Although the Dmanisi finds look quite different from one another, Dr. Zollikofer said, the hominids who left them were living at the same time and place, and “so could, in principle, represent a single population of a single species.” He and his Zurich colleague, Marcia Ponce de León, conducted the comparative analysis of the Dmanisi specimens.
“Since we see a similar pattern and range of variation in the African fossil record,” Dr. Zollikofer continued, “it is sensible to assume that there was a single Homo species at that time in Africa.” Moreover, he added, “since the Dmanisi hominids are so similar to the African ones, we further assume that they both represent the same species.”
But what species? Some team members simply call their finds “early Homo.” Others emphasized the strong similarities to Homo erectus, which lived between two million and less than one million years ago. Tim D. White, a paleoanthropologist at the University of California, Berkeley, called it “the most primitive H. erectus yet known,” noting that “it is more similar than any other yet found to early Homo from eastern Africa,” a group of hominids estimated to have lived 2.3 million years ago.

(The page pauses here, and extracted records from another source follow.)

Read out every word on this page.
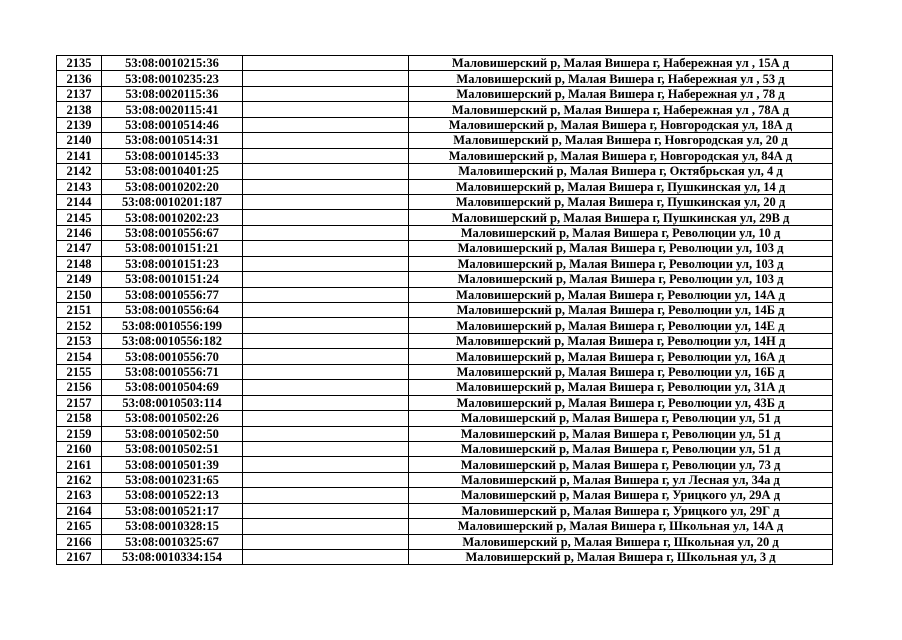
2135	53:08:0010215:36		Маловишерский р, Малая Вишера г, Набережная ул , 15А д
2136	53:08:0010235:23		Маловишерский р, Малая Вишера г, Набережная ул , 53 д
2137	53:08:0020115:36		Маловишерский р, Малая Вишера г, Набережная ул , 78 д
2138	53:08:0020115:41		Маловишерский р, Малая Вишера г, Набережная ул , 78А д
2139	53:08:0010514:46		Маловишерский р, Малая Вишера г, Новгородская ул, 18А д
2140	53:08:0010514:31		Маловишерский р, Малая Вишера г, Новгородская ул, 20 д
2141	53:08:0010145:33		Маловишерский р, Малая Вишера г, Новгородская ул, 84А д
2142	53:08:0010401:25		Маловишерский р, Малая Вишера г, Октябрьская ул, 4 д
2143	53:08:0010202:20		Маловишерский р, Малая Вишера г, Пушкинская ул, 14 д
2144	53:08:0010201:187		Маловишерский р, Малая Вишера г, Пушкинская ул, 20 д
2145	53:08:0010202:23		Маловишерский р, Малая Вишера г, Пушкинская ул, 29В д
2146	53:08:0010556:67		Маловишерский р, Малая Вишера г, Революции ул, 10 д
2147	53:08:0010151:21		Маловишерский р, Малая Вишера г, Революции ул, 103 д
2148	53:08:0010151:23		Маловишерский р, Малая Вишера г, Революции ул, 103 д
2149	53:08:0010151:24		Маловишерский р, Малая Вишера г, Революции ул, 103 д
2150	53:08:0010556:77		Маловишерский р, Малая Вишера г, Революции ул, 14А д
2151	53:08:0010556:64		Маловишерский р, Малая Вишера г, Революции ул, 14Б д
2152	53:08:0010556:199		Маловишерский р, Малая Вишера г, Революции ул, 14Е д
2153	53:08:0010556:182		Маловишерский р, Малая Вишера г, Революции ул, 14Н д
2154	53:08:0010556:70		Маловишерский р, Малая Вишера г, Революции ул, 16А д
2155	53:08:0010556:71		Маловишерский р, Малая Вишера г, Революции ул, 16Б д
2156	53:08:0010504:69		Маловишерский р, Малая Вишера г, Революции ул, 31А д
2157	53:08:0010503:114		Маловишерский р, Малая Вишера г, Революции ул, 43Б д
2158	53:08:0010502:26		Маловишерский р, Малая Вишера г, Революции ул, 51 д
2159	53:08:0010502:50		Маловишерский р, Малая Вишера г, Революции ул, 51 д
2160	53:08:0010502:51		Маловишерский р, Малая Вишера г, Революции ул, 51 д
2161	53:08:0010501:39		Маловишерский р, Малая Вишера г, Революции ул, 73 д
2162	53:08:0010231:65		Маловишерский р, Малая Вишера г, ул Лесная ул, 34а д
2163	53:08:0010522:13		Маловишерский р, Малая Вишера г, Урицкого ул, 29А д
2164	53:08:0010521:17		Маловишерский р, Малая Вишера г, Урицкого ул, 29Г д
2165	53:08:0010328:15		Маловишерский р, Малая Вишера г, Школьная ул, 14А д
2166	53:08:0010325:67		Маловишерский р, Малая Вишера г, Школьная ул, 20 д
2167	53:08:0010334:154		Маловишерский р, Малая Вишера г, Школьная ул, 3 д
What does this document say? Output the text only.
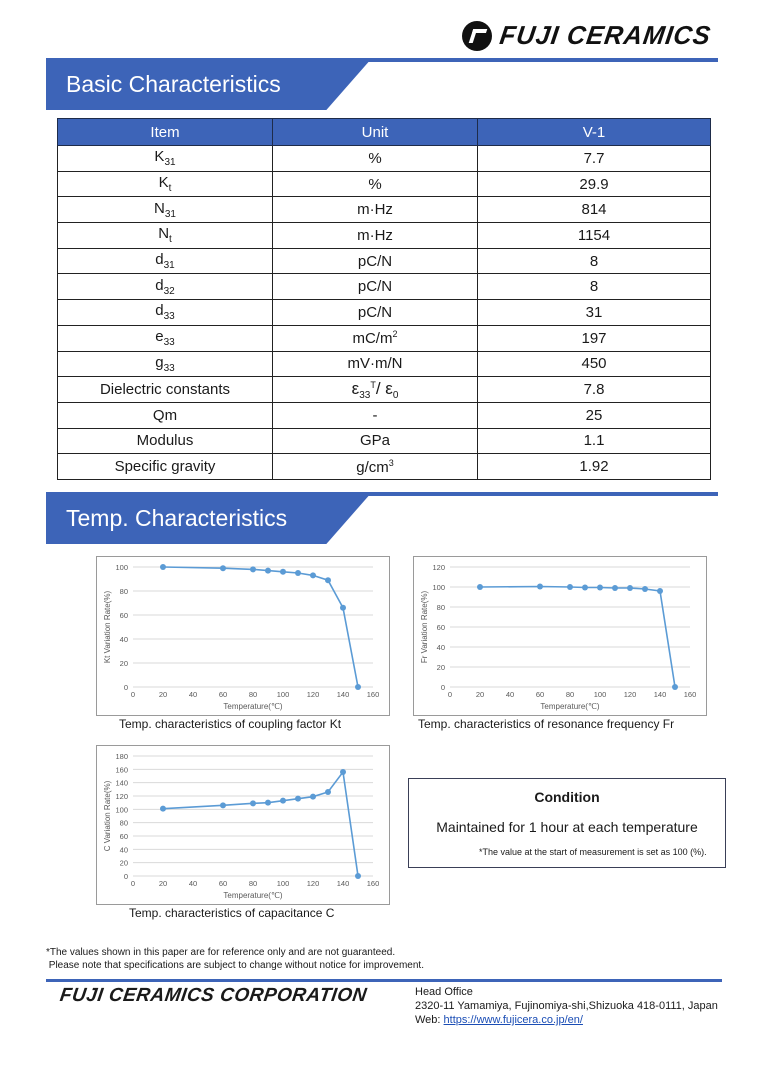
FUJI CERAMICS
Basic Characteristics
Item	Unit	V-1
$K_{31}$	%	7.7
$K_t$	%	29.9
$N_{31}$	m·Hz	814
$N_t$	m·Hz	1154
$d_{31}$	pC/N	8
$d_{32}$	pC/N	8
$d_{33}$	pC/N	31
$e_{33}$	$mC/m^2$	197
$g_{33}$	mV·m/N	450
Dielectric constants	$\varepsilon_{33}^T/$ $\varepsilon_0$	7.8
Qm	-	25
Modulus	GPa	1.1
Specific gravity	$g/cm^3$	1.92
Temp. Characteristics
0
20
40
60
80
100
0	20	40	60	80	100 120 140 160
Temperature(℃)
Kt Variation Rate(%)
Temp. characteristics of coupling factor Kt
0
20
40
60
80
100
120
0	20	40	60	80	100 120 140 160
Temperature(℃)
Fr Variation Rate(%)
Temp. characteristics of resonance frequency Fr
0
20
40
60
80
100
120
140
160
180
0	20	40	60	80	100 120 140 160
Temperature(℃)
C Variation Rate(%)
Temp. characteristics of capacitance C
Condition
Maintained for 1 hour at each temperature
*The value at the start of measurement is set as 100 (%).
*The values shown in this paper are for reference only and are not guaranteed.
Please note that specifications are subject to change without notice for improvement.
FUJI CERAMICS CORPORATION	Head Office
2320-11 Yamamiya, Fujinomiya-shi,Shizuoka 418-0111, Japan
Web: https://www.fujicera.co.jp/en/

All five of the skulls and skeletal bones were found in underground dens, suggesting grisly scenes from the perilous lives these early Homos led. They resided among carnivores, including saber-toothed cats and an extinct giant cheetah. All five of the individuals had probably been attacked and killed by the carnivores, their carcasses dragged into the dens for the after-hunt feast, with nothing left but dinner scraps for curious fossil hunters.
Dr. White and other scientists not involved in the research hailed the importance of the skull discovery and its implications for understanding early Homo evolution. In an article analyzing the report, Science quoted Ian Tattersall of the American Museum of Natural History in New York as saying that the skull “is undoubtedly one of the most important ever discovered.”
A few scientists quibbled that the skull looks more like Homo habilis or questioned the idea that fossils in Africa all belong to Homo erectus, but there was broad recognition that the new findings were a watershed in the study of evolution. “As the most complete early Homo skull ever found,” Dr. White wrote in an e-mail, “it will become iconic for Dmanisi, for earliest Homo erectus and more broadly for how we became human.”
Dr. White, who has excavated hominid fossils in Ethiopia for years, said he was impressed with “the total evidentiary package from the site that is the really good news story here.” Further, he said, he hoped the discovery would “now focus the debate on evolutionary biology beyond the boring ‘lumpers vs. splitters' ” — a reference to the tendencies of fossil hunters to either lump new finds into existing species or split them off into new species.
In their report, the Dmanisi researchers said the Skull 5 individual “provides the first evidence that early Homo comprised adult individuals with small brains but body mass, stature and limb proportions reaching the lower range limit of modern variation.”
Skeletal bones associated with the five Dmanisi skulls show that these hominids were short in stature, but that their limbs enabled them to walk long distances as fully upright bipeds. The shape of the small braincase distinguished them from the more primitive Australopithecus genus, which preceded Homo and lived for many centuries with Homo in Africa.